Sans compter qu’une incompréhension profonde demeure entre les Français et les autres Européens. D’abord, parce que les premiers, qui définissent leur pays avant tout par son modèle social, souhaitent une Europe plus protectrice, mais que cette voie n’est pas privilégiée dans l’actuelle construction de l’UE. 

Ensuite, parce que l’Europe «se construit en permanence dans le compromis, une culture qui n’est pas du tout partagée par la France», analyse Anne Houtman, chef de la Représentation française de la Commission européenne.
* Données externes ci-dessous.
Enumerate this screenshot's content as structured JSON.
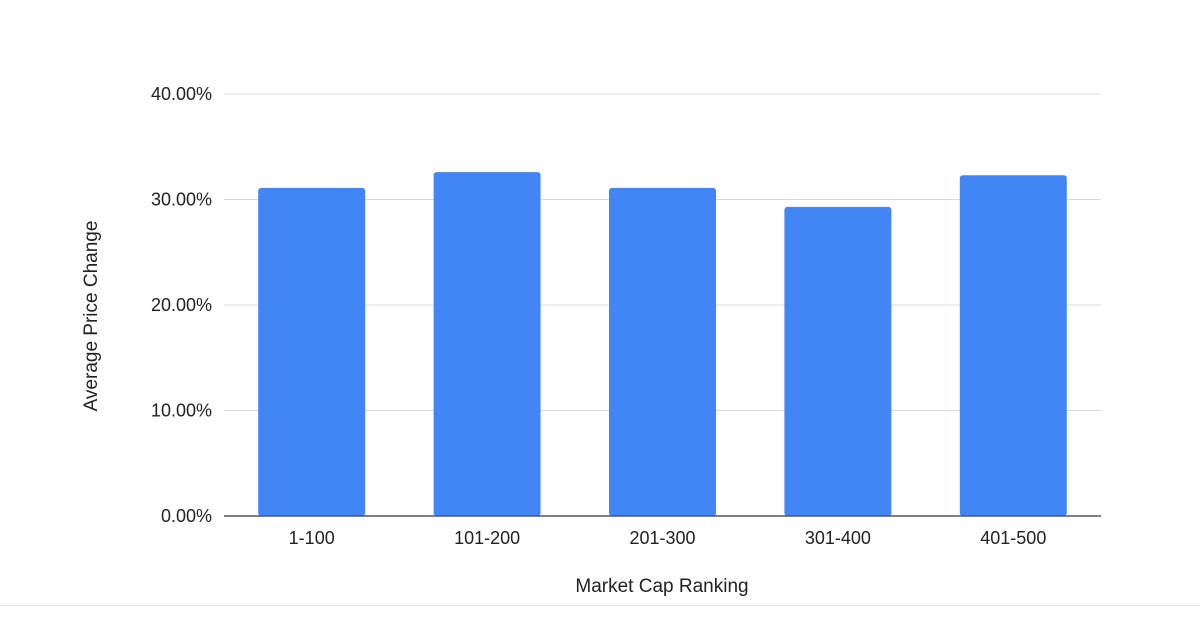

Les Français ont donc du mal à comprendre l’Europe, et c’est tant mieux pour les ténors de la politique tricolore qui dézinguent régulièrement Bruxelles. «Ils font de l’Europe un bouc-émissaire et cela a des effets désastreux sur la montée du populisme», se désole Houtman.

Avant d’insister: «C’est le Conseil européen, autrement dit les chefs d’Etat et de gouvernement, qui décide des orientations politiques de l’Europe, pas la Commission européenne! Il faut le redire aux Français!». Pas sûr que cette réalité soit vraiment de nature à les réconcilier avec leurs élites…

(1) Tous les propos ont été tenus lors d’un débat sur le thème: «Populisme: la faute à l’Europe?», organisé le 9 avril par Harris Interactive, L’Express, 28 Minutes/Arte et la Commission européenne et auquel 20 Minutes a assisté.